625 - O ROMANCE DA PALHINHA DA MILINHA ...





Vive no Algarve ao alto da praia do Vau e de onde, manhã cedo, adora ver o mar que o Infante conquistou enquanto toma o pequeno-almoço.

Na larga chávena de leite com chocolate inventa o mar e as ondas enfrentadas pelos marinheiros de então, agitando o leite com a mesma palhinha plástica por onde sorve a beberagem que a marinhagem não tinha mas havia de trazer num torna-viagem, o célebre chocolate com que ela se delicia.

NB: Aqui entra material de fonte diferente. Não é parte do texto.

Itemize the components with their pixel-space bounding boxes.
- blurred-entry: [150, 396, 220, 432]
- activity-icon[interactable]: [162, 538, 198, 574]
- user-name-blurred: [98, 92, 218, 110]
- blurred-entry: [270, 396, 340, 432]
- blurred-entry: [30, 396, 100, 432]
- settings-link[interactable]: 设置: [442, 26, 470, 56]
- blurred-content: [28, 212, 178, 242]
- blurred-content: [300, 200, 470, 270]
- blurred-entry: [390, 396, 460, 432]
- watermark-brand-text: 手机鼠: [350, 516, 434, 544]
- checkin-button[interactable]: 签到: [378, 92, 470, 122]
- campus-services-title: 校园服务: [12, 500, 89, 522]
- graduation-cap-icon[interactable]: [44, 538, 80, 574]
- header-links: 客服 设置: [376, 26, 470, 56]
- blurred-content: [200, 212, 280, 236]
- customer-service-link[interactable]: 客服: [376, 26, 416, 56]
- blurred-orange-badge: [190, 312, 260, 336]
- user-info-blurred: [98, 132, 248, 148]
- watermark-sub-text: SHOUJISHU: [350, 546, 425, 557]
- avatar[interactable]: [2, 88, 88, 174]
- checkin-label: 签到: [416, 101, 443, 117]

Não fosse a mãe chamá-la na pressa de a levar para a escola e a Milinha ficaria horas olhando o mar e inventando histórias de mares e de mostrengos, de fogos de S’Antelmo e d’outras diatribes tais que a professora Benevides lhe ensinava e contava pacientemente nas aulas.


Às aulas Milinha preferia as histórias, ouvidas ou inventadas, pegando as naus imaginadas pela ponta do mastro, a tal palhinha servindo-lhe de bebedouro e por onde sorvia a beberagem dos marujos dizia ela, até que um dia…

 Até que um dia, depois do sorvo final e do qual gostava de ouvir o som rouco da palhinha sugando o ar acabado o leite com chocolate, xxxxrrrrrrrrrrr, ao pegar nela e no preciso momento em que a atirara para o balde do lixo se lembrou;

- Que viagem faria aquela palhinha, aquele mastro de cesto da gávea se á deriva fosse deixada ?

 E disso se foi lembrando p’lo caminho, e na escola toda a manhã, até que aos poucos e devagarinho foi riscando num mapa mundi que o paizinho lhe arranjara, o percurso da deriva imaginada dum mastro levado por medonha tempestade e arrancado á Nau Catrineta, digo à palheta ou a palhinha que em cada dia ela atirava, não para a gaveta donde as retirava, mas para o balde de onde se sumiam da sua vista e consciência.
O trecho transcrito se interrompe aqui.